BEIJING (Reuters) - Blasts at three sites near government buildings in an eastern Chinese city probably caused by a disgruntled farmer damaged 10 cars and injured at least five people on Thursday, state media reported.
The cause of the near-simultaneous blasts several minutes' drive apart in Fuzhou, Jiangxi province, was being investigated, Xinhua news agency said, but it cited a source at the provincial government saying a disgruntled farmer was most likely to blame.
The blasts shook the prosecutor's office, a district-level government office and the district food and drug administration, Xinhua said. Most of the windows in the eight-storey prosecutor's office were shattered after the explosion less than 100 metres away, it added.
Villager Zhang Weizhang also said it was possible a disgruntled local resident was to blame.

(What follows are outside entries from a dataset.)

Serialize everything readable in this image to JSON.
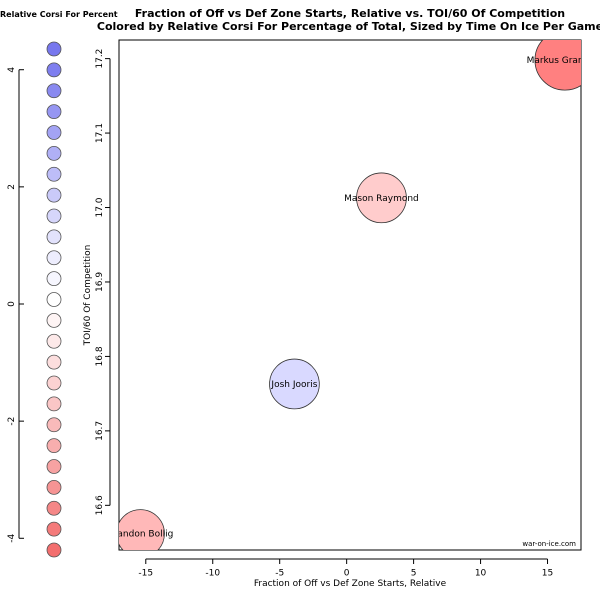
{
  "chart_data": {
    "type": "scatter",
    "title": "Fraction of Off vs Def Zone Starts, Relative vs. TOI/60 Of Competition",
    "subtitle": "Colored by Relative Corsi For Percentage of Total, Sized by Time On Ice Per Game",
    "xlabel": "Fraction of Off vs Def Zone Starts, Relative",
    "ylabel": "TOI/60 Of Competition",
    "xlim": [
      -17.0,
      17.5
    ],
    "ylim": [
      16.54,
      17.225
    ],
    "xticks": [
      -15,
      -10,
      -5,
      0,
      5,
      10,
      15
    ],
    "yticks": [
      16.6,
      16.7,
      16.8,
      16.9,
      17.0,
      17.1,
      17.2
    ],
    "grid": false,
    "credit": "war-on-ice.com",
    "points": [
      {
        "label": "Markus Granlund",
        "x": 16.3,
        "y": 17.198,
        "color": "#ff8080",
        "size_rel": 1.0
      },
      {
        "label": "Mason Raymond",
        "x": 2.6,
        "y": 17.013,
        "color": "#ffcccc",
        "size_rel": 0.83
      },
      {
        "label": "Josh Jooris",
        "x": -3.9,
        "y": 16.763,
        "color": "#d9d9ff",
        "size_rel": 0.83
      },
      {
        "label": "Brandon Bollig",
        "x": -15.4,
        "y": 16.562,
        "color": "#ffb8b8",
        "size_rel": 0.8
      }
    ],
    "legend": {
      "title": "Relative Corsi For Percent",
      "placement": "left",
      "range": [
        -4.2,
        4.2
      ],
      "ticks": [
        4,
        2,
        0,
        -2,
        -4
      ],
      "swatches": [
        "#7777ee",
        "#7e7eef",
        "#8989f0",
        "#9696f2",
        "#a3a3f4",
        "#b0b0f6",
        "#bdbdf8",
        "#cacaf9",
        "#d6d6fb",
        "#e2e2fc",
        "#ededfd",
        "#f6f6fe",
        "#ffffff",
        "#fef4f4",
        "#fde9e9",
        "#fcdede",
        "#fbd2d2",
        "#fac6c6",
        "#f9baba",
        "#f8aeae",
        "#f7a2a2",
        "#f69494",
        "#f58787",
        "#f47a7a",
        "#f36e6e"
      ]
    }
  }
}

"There are plenty of people complaining about the government. They ignore complaints. They've ignored mine," said Zhang, who said he was in a dispute over forestry rights in Fuzhou's Linchuan district.
"But nobody ordinary would do something like this. This isn't normal for here."
The Fuzhou government did not answer calls seeking comment.
Fuzhou's Communist Party boss, Gan Liangmiao, told officials in October that they must "firmly establish the idea that stability comes before all else and stability comes higher than anything else," the Fuzhou Daily said at the time.
This Fuzhou is not the same city as the provincial capital of the neighbouring province of Fujian, which is spelled the same in English but written with different Chinese characters.
Jiangxi province is home to many mines, which use explosives, and fireworks manufacturers. In past years, disgruntled or mentally unstable Chinese citizens have set off explosions near buildings or on buses.
Such "sudden incidents," as China refers to them, underscore broader government worries about stability in the world's second-largest economy, with a widening gap between rich and poor and growing anger at corruption and environmental issues.
Earlier this month, a petrol bomb set off by a disgruntled former employee at a rural bank in a heavily Tibetan region of northwestern China's Gansu province wounded 49 people.
In 2001, a string of explosions at workers' dormitories in the northern city of Shijiazhuang killed 108 people.
Chinese farmers have been at the centre of many incidents of unrest and protest, with anger frequently focussed on land grabs to make way for infrastructure projects or commercial buildings.
Last year, three people set themselves on fire in a Jiangxi county not far from Fuzhou to try to stop officials forcing them
out of their homes to make way for a bus station.